Posted tagged ‘Lost Knowledge’

Regaining Lost Knowledge

February 6, 2010

A recent Python newsgroup query asked for an efficient solution to the problem of computing a running median as a large sliding window advances over a stream of data

One category of replies can be classified as clever.  The respondents used their innate intelligence and knowledge of Python for a fresh look at the problem.  Their solutions focused on the fact the position of the median doesn’t move much between successive updates.  Unfortunately, these solutions were catastrophically slow for large data windows.

Another category of reply relied on education.  A respondent remembered that QuickSelect is a fast O(n) way of finding a median in unsorted data. I responded with an ASPN recipe implementing QuickSelect (written by yours truly). These posts represented progress, a triumph of education over cleverness, but even that improved solution was unusably slow for large window sizes.

A more promising type of reply relied on research. Surely, this problem had been solved before. Indeed, there is a published paper: Efficient Algorithm for Computing a Running Median by Soymya D. Mohanty with an O(sqrt(n)) solution. Score one for science!

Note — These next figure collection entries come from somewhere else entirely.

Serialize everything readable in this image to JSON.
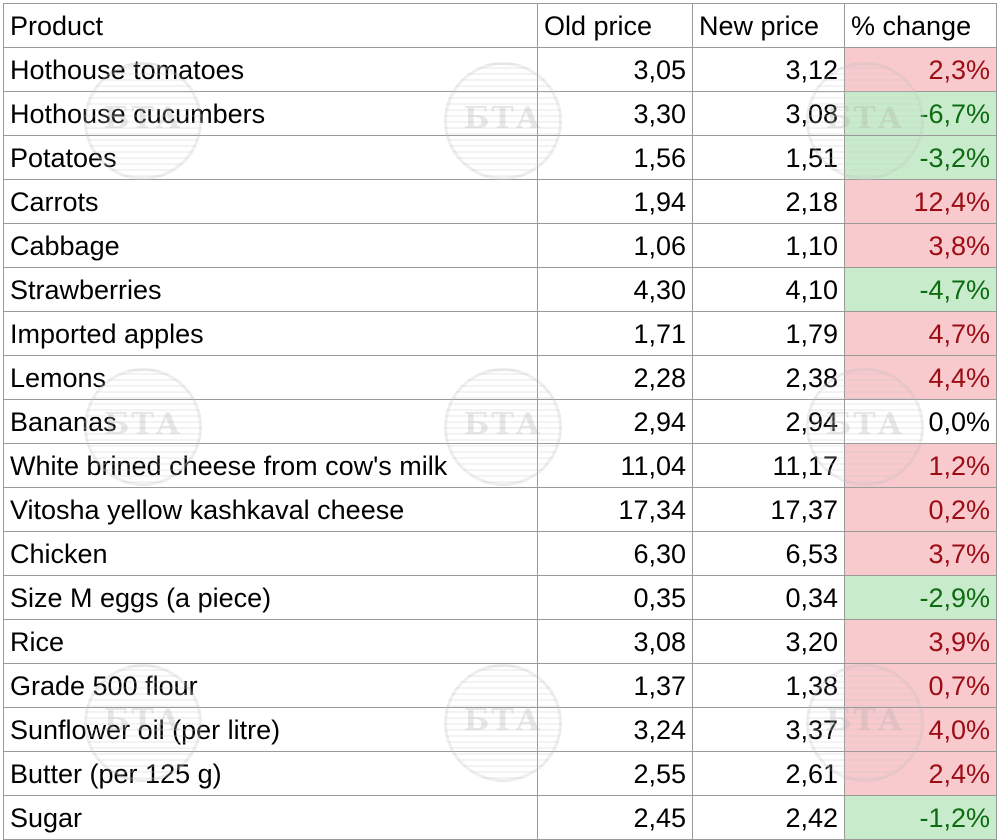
{
  "table": {
    "headers": [
      "Product",
      "Old price",
      "New price",
      "% change"
    ],
    "rows": [
      {
        "product": "Hothouse tomatoes",
        "old": "3,05",
        "new": "3,12",
        "change": "2,3%",
        "trend": "up"
      },
      {
        "product": "Hothouse cucumbers",
        "old": "3,30",
        "new": "3,08",
        "change": "-6,7%",
        "trend": "down"
      },
      {
        "product": "Potatoes",
        "old": "1,56",
        "new": "1,51",
        "change": "-3,2%",
        "trend": "down"
      },
      {
        "product": "Carrots",
        "old": "1,94",
        "new": "2,18",
        "change": "12,4%",
        "trend": "up"
      },
      {
        "product": "Cabbage",
        "old": "1,06",
        "new": "1,10",
        "change": "3,8%",
        "trend": "up"
      },
      {
        "product": "Strawberries",
        "old": "4,30",
        "new": "4,10",
        "change": "-4,7%",
        "trend": "down"
      },
      {
        "product": "Imported apples",
        "old": "1,71",
        "new": "1,79",
        "change": "4,7%",
        "trend": "up"
      },
      {
        "product": "Lemons",
        "old": "2,28",
        "new": "2,38",
        "change": "4,4%",
        "trend": "up"
      },
      {
        "product": "Bananas",
        "old": "2,94",
        "new": "2,94",
        "change": "0,0%",
        "trend": "flat"
      },
      {
        "product": "White brined cheese from cow's milk",
        "old": "11,04",
        "new": "11,17",
        "change": "1,2%",
        "trend": "up"
      },
      {
        "product": "Vitosha yellow kashkaval cheese",
        "old": "17,34",
        "new": "17,37",
        "change": "0,2%",
        "trend": "up"
      },
      {
        "product": "Chicken",
        "old": "6,30",
        "new": "6,53",
        "change": "3,7%",
        "trend": "up"
      },
      {
        "product": "Size M eggs (a piece)",
        "old": "0,35",
        "new": "0,34",
        "change": "-2,9%",
        "trend": "down"
      },
      {
        "product": "Rice",
        "old": "3,08",
        "new": "3,20",
        "change": "3,9%",
        "trend": "up"
      },
      {
        "product": "Grade 500 flour",
        "old": "1,37",
        "new": "1,38",
        "change": "0,7%",
        "trend": "up"
      },
      {
        "product": "Sunflower oil (per litre)",
        "old": "3,24",
        "new": "3,37",
        "change": "4,0%",
        "trend": "up"
      },
      {
        "product": "Butter (per 125 g)",
        "old": "2,55",
        "new": "2,61",
        "change": "2,4%",
        "trend": "up"
      },
      {
        "product": "Sugar",
        "old": "2,45",
        "new": "2,42",
        "change": "-1,2%",
        "trend": "down"
      }
    ]
  },
  "watermark": {
    "text": "БТА",
    "icon": "bta-logo-icon"
  },
  "colors": {
    "increase_bg": "#f8c9cd",
    "increase_text": "#9c0c14",
    "decrease_bg": "#c8eccb",
    "decrease_text": "#0e6b12"
  }
}
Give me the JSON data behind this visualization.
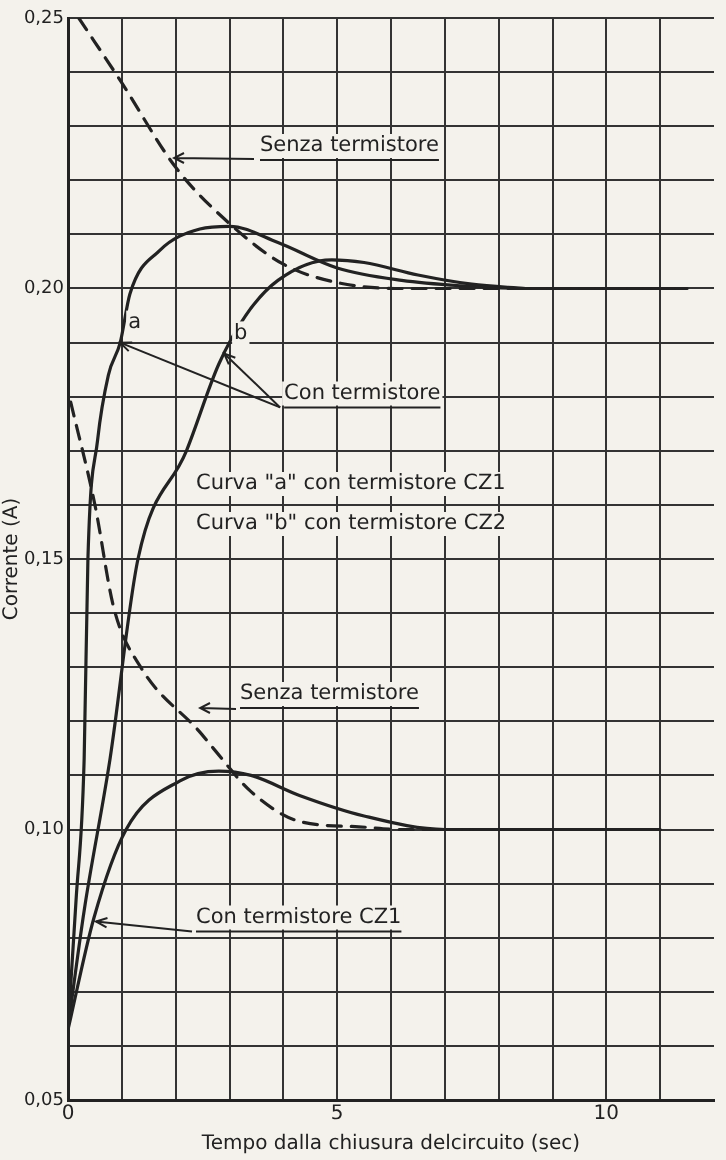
{
  "chart_data": {
    "type": "line",
    "xlabel": "Tempo dalla chiusura delcircuito (sec)",
    "ylabel": "Corrente (A)",
    "xlim": [
      0,
      12
    ],
    "ylim": [
      0.05,
      0.25
    ],
    "xticks": [
      0,
      {
        "value": 1,
        "label": null
      },
      {
        "value": 2,
        "label": null
      },
      {
        "value": 3,
        "label": null
      },
      {
        "value": 4,
        "label": null
      },
      5,
      {
        "value": 6,
        "label": null
      },
      {
        "value": 7,
        "label": null
      },
      {
        "value": 8,
        "label": null
      },
      {
        "value": 9,
        "label": null
      },
      10,
      {
        "value": 11,
        "label": null
      }
    ],
    "yticks": [
      {
        "value": 0.05,
        "label": "0,05"
      },
      {
        "value": 0.06,
        "label": null
      },
      {
        "value": 0.07,
        "label": null
      },
      {
        "value": 0.08,
        "label": null
      },
      {
        "value": 0.09,
        "label": null
      },
      {
        "value": 0.1,
        "label": "0,10"
      },
      {
        "value": 0.11,
        "label": null
      },
      {
        "value": 0.12,
        "label": null
      },
      {
        "value": 0.13,
        "label": null
      },
      {
        "value": 0.14,
        "label": null
      },
      {
        "value": 0.15,
        "label": "0,15"
      },
      {
        "value": 0.16,
        "label": null
      },
      {
        "value": 0.17,
        "label": null
      },
      {
        "value": 0.18,
        "label": null
      },
      {
        "value": 0.19,
        "label": null
      },
      {
        "value": 0.2,
        "label": "0,20"
      },
      {
        "value": 0.21,
        "label": null
      },
      {
        "value": 0.22,
        "label": null
      },
      {
        "value": 0.23,
        "label": null
      },
      {
        "value": 0.24,
        "label": null
      },
      {
        "value": 0.25,
        "label": "0,25"
      }
    ],
    "grid": true,
    "legend": false,
    "marker": "none",
    "series": [
      {
        "color": "#222222",
        "line_style": "dashed",
        "x": [
          0.2,
          1,
          2,
          3,
          4,
          5,
          6.2,
          8,
          11.5
        ],
        "values": [
          0.25,
          0.238,
          0.2224,
          0.212,
          0.2045,
          0.2011,
          0.2,
          0.2,
          0.2
        ]
      },
      {
        "color": "#222222",
        "line_style": "solid",
        "x": [
          0,
          0.15,
          0.3,
          0.37,
          0.55,
          0.75,
          0.97,
          1.15,
          1.7,
          2.45,
          3,
          3.9,
          5,
          6.2,
          7.3,
          8.5,
          11.4
        ],
        "values": [
          0.0634,
          0.087,
          0.113,
          0.15,
          0.172,
          0.184,
          0.19,
          0.199,
          0.207,
          0.211,
          0.2115,
          0.2085,
          0.2038,
          0.2015,
          0.2005,
          0.2,
          0.2
        ]
      },
      {
        "color": "#222222",
        "line_style": "solid",
        "x": [
          0,
          0.3,
          0.78,
          1.3,
          2.2,
          2.8,
          3.3,
          3.9,
          4.9,
          5.5,
          6.5,
          7.5,
          8.5
        ],
        "values": [
          0.0634,
          0.085,
          0.113,
          0.15,
          0.17,
          0.186,
          0.195,
          0.2015,
          0.2053,
          0.2048,
          0.2025,
          0.2008,
          0.2
        ]
      },
      {
        "color": "#222222",
        "line_style": "dashed",
        "x": [
          0.05,
          0.5,
          0.85,
          1.35,
          2.45,
          2.7,
          3.4,
          4.3,
          5.4,
          6.2,
          7.5
        ],
        "values": [
          0.179,
          0.16,
          0.141,
          0.13,
          0.118,
          0.115,
          0.107,
          0.1015,
          0.1005,
          0.1,
          0.1
        ]
      },
      {
        "color": "#222222",
        "line_style": "solid",
        "x": [
          0,
          0.48,
          1.08,
          2.08,
          2.8,
          3.4,
          4.3,
          5.5,
          7,
          11
        ],
        "values": [
          0.063,
          0.0836,
          0.1,
          0.109,
          0.1108,
          0.11,
          0.1063,
          0.1025,
          0.1,
          0.1
        ]
      }
    ],
    "annotations": [
      "Senza termistore",
      {
        "text": "a",
        "x": 0.97,
        "y": 0.19
      },
      {
        "text": "b",
        "x": 2.9,
        "y": 0.188
      },
      {
        "text": "Con termistore",
        "x": 2.9,
        "y": 0.188
      },
      "Curva \"a\" con termistore CZ1",
      "Curva \"b\" con termistore CZ2",
      "Senza termistore",
      {
        "text": "Con termistore CZ1",
        "x": 0.52,
        "y": 0.083
      }
    ]
  }
}
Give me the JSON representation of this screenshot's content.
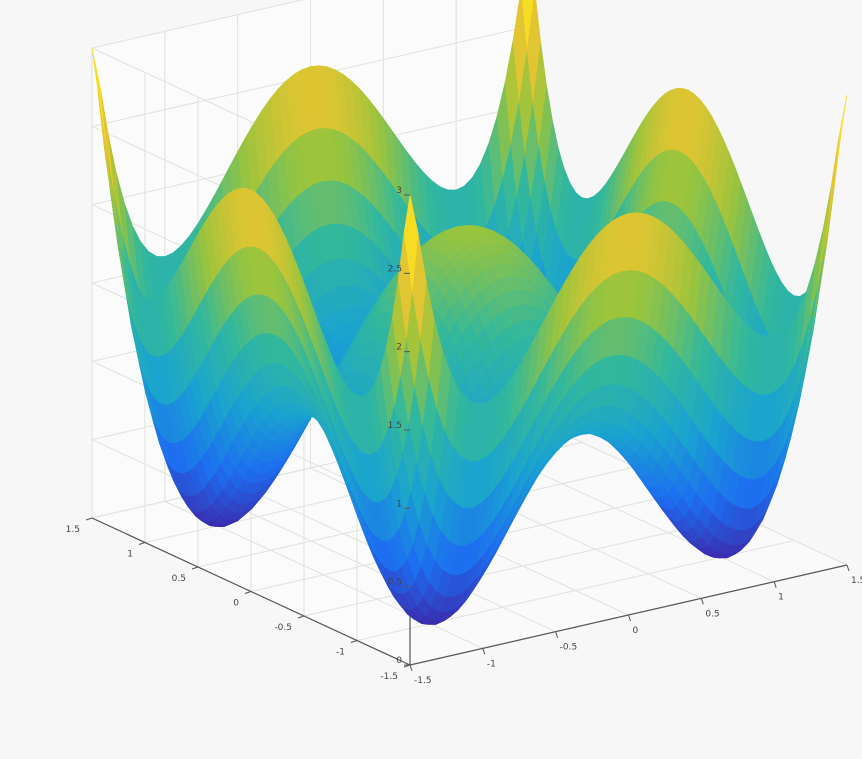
{
  "chart_data": {
    "type": "surface3d",
    "function": "z = min(3, (x^2 - 1)^2 + (y^2 - 1)^2)",
    "x": {
      "range": [
        -1.5,
        1.5
      ],
      "ticks": [
        "-1.5",
        "-1",
        "-0.5",
        "0",
        "0.5",
        "1",
        "1.5"
      ]
    },
    "y": {
      "range": [
        -1.5,
        1.5
      ],
      "ticks": [
        "-1.5",
        "-1",
        "-0.5",
        "0",
        "0.5",
        "1",
        "1.5"
      ]
    },
    "z": {
      "range": [
        0,
        3
      ],
      "ticks": [
        "0",
        "0.5",
        "1",
        "1.5",
        "2",
        "2.5",
        "3"
      ],
      "clip_max": 3
    },
    "minima": [
      {
        "x": -1,
        "y": -1,
        "z": 0
      },
      {
        "x": 1,
        "y": -1,
        "z": 0
      },
      {
        "x": -1,
        "y": 1,
        "z": 0
      },
      {
        "x": 1,
        "y": 1,
        "z": 0
      }
    ],
    "saddle": {
      "x": 0,
      "y": 0,
      "z": 2
    },
    "colormap": [
      "#3e26a8",
      "#1d6ef0",
      "#1aa3d0",
      "#33b89c",
      "#9bc43c",
      "#f5c52f",
      "#f9fb15"
    ],
    "grid": true,
    "legend": "none"
  }
}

However, that solution was trumped by respondents who characterized the solution mathematically, “the obvious way to compute a running median involves a tree structure so you can quickly insert and delete elements, and find the median. That would be asymptotically O(log n) but messy to implement.” Fortunately, such an implementation exists using the blist Python extension. Alas, we had a good solution but not a portable one. Without the extension module, the B+ tree structure is non-trivial to implement.

When I thought about the problem, the mathematical characterization suggested data structures that maintained sorted data with O(log n) updates, and previous education indicated a skiplist would fit the bill, but it took cleverness to discover that indexing the skiplist to find the median could be reduced to O(log n) time by adding link widths to the structure.  This thinking led to my solution which is easily portable across languages and scales well to very large window sizes.

Had I discovered something new under the sun?  Yes and no.

Yes, as far as I can tell the idea of using an indexable skiplist to solve the running median problem in O(log n) time had never been presented before anywhere else.  The best published solution was Mohanty’s O(sqrt n) solution. Score one for combining mathematical characterization with education and cleverness.

And no, the big inspiration of figuring out how to make a skiplist indexable was not a new result.  Score a big failure for research.  Everywhere I had looked for skiplist resources, only the basics were presented (insertion and deletion in O(log n) time).  No resource mentioned indexable skiplists.  The previous work on the problem had effectively been lost.  An entire generation of programmers was learning about skiplists but not being taught that they could be made efficiently indexable.

To help the world regain this lost knowledge, I updated the wikipedia entry for skiplists to show how to make them indexable with my Python recipe and I’ve added a link to Pugh’s earlier research on the problem.

Will that wikipedia entry really solve the problem of lost knowledge?  The page view statistics suggest that it will.  Only time will tell.